Music by Cecilia McDowall

About Cecilia McDowall

Educated at Edinburgh and London universities and a prize winning student at Trinity College of Music, Cecilia McDowall has a distinctive style which speaks directly to listeners, instrumentalists and singers alike. With music commissioned and performed by leading choirs including the BBC Singers, the City of Canterbury Chamber Choir and the Joyful Company of Singers, Cecilia has been short-listed for the British Composer Awards in two categories, the Liturgical section and the Making Music Award. In 2005 her cantata Christus natus est was performed at the Gewandhaus, Leipzig on Christmas Day and broadcast live on Mitteldeutscher Rundfunk. Recordings of her music may be found on the Dutton Epoch label.
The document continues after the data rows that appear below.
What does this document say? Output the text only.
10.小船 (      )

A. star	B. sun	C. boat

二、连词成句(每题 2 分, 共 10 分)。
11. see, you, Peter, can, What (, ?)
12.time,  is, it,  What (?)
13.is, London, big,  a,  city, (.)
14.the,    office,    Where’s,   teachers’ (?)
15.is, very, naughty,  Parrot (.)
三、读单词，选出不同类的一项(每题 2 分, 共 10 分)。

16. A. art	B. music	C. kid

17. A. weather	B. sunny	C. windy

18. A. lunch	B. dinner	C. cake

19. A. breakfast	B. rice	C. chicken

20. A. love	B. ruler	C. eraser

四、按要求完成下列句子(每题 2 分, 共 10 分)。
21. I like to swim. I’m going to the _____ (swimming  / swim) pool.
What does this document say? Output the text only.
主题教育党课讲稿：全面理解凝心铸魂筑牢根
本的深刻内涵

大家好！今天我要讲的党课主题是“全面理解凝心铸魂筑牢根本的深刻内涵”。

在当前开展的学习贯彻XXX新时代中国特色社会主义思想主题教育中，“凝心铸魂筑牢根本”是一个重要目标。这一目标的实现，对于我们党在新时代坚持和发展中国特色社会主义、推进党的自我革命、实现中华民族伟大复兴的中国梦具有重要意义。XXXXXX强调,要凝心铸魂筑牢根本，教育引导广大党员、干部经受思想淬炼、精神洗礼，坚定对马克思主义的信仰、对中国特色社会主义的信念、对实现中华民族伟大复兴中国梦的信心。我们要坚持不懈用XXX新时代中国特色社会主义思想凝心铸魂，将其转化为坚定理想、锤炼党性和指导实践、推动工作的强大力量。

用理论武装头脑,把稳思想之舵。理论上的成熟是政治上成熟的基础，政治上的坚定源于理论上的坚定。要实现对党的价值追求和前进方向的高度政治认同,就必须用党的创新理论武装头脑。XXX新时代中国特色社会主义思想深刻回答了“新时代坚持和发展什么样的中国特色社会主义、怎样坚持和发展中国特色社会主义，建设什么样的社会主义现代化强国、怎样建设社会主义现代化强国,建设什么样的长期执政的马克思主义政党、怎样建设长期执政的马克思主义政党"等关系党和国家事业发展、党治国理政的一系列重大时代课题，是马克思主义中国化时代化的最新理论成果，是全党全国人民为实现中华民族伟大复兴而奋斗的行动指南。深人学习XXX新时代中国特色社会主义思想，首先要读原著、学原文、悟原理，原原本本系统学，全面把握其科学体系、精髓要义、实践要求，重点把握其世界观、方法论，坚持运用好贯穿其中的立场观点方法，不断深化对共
Cecilia and Christie Dickason have had a happy collaboration. Their work together has ranged from children's opera to a piece involving seven narrators, a counter-tenor and a rap artist. Five Seasons, a cantata with music by Cecilia and words by Christie Dickason was first performed by the Bournemouth Sinfonietta Choir in Sherborne Abbey on 18th November 2006. Inspiration for the work arose from visits made to five organic farms in the spring of 2006, Woodlands being one.

Visit Cecilia’s website www.ceciliamcdowall.co.uk

Five Seasons

A cantata to celebrate the organic landscape

Music by Cecilia McDowall
Words by Christie Dickason

Chamber Choir
Oboe/Cor Anglais
String Quartet
Harp

i The Shimmer
ii Grading Eggs
iii Grace Before Meat · Introit
    The Darkening · Dies Irae
iv Sheep in the Mist
v Dance for the Feast of Everything That Grows

Our brief was simply a 'Celebration of the Organic Landscape'. But how do you go about writing a piece about 'organic landscape'? There were no prescriptions or rules, for either us or the farmers we visited on five residencies in May and June 2006. 'Is this what you want?' they asked. 'Is this it?' All we could say was 'YES! Everything is still possible. Everything is vital.' Our five, very different, research visits became a long, slow unfolding of generously given riches. We filled notebooks and cameras, and kept a journal. Our challenge: how to boil it all down into twenty minutes.

So much is now involved in managing the land organically - simple joy, philosophical principles, politics and funding, financial struggle, agricultural practice, education, conservation and preservation. The power of natural beauty - tempting though it is - avoids urgent issues facing the organic movement. After visiting the five farms and hearing what the farmers had to say about the many issues, we finally settled, with great difficulty, on just a few themes which we nested within the framework of the dominating seasonal arc of the organic year.

Our 'five seasons' correspond roughly to spring, summer, autumn and winter, but with a centrally placed fifth season of the heart. The cantata was first performed in Sherborne Abbey on 18th November 2006.

The Farms

Woodlands Farm,
Boston, Lincolnshire

Low Luckens Farm,
Carlisle, Cunbria

Becklands Farm,
Whitchurch Canonicorum, Dorset

Ardalanish Organic Farm,
Isle of Mull

Blaen y Nant Oraganic Farm,
Nant Ffrancon, Gwynedd

Cecilia McDowall and Christie Dickason

It was a new situation for us both - to have to wait as long as possible before we pinned anything down. It's a luxury just to listen and stay open, permitting our goal to shape itself...

Down by the river we walk past badger setts, through violets, bluebells, stitchwort and primroses. Wood sorrel leaf is tender, lemony and succulent...

We tear ourselves reluctantly away from the river pool and work and afternoon sun at four o'clock. But we kick up our heels like spring heifers on our way back up through the fields. We have the beginning of a shape for the piece...

Life is in the details. Back in London, we keep ringing each other with thoughts...bits...holding off the rest of our lives, defying steam hammers, bandsaws and aeroplanes. But we may have a final couplet.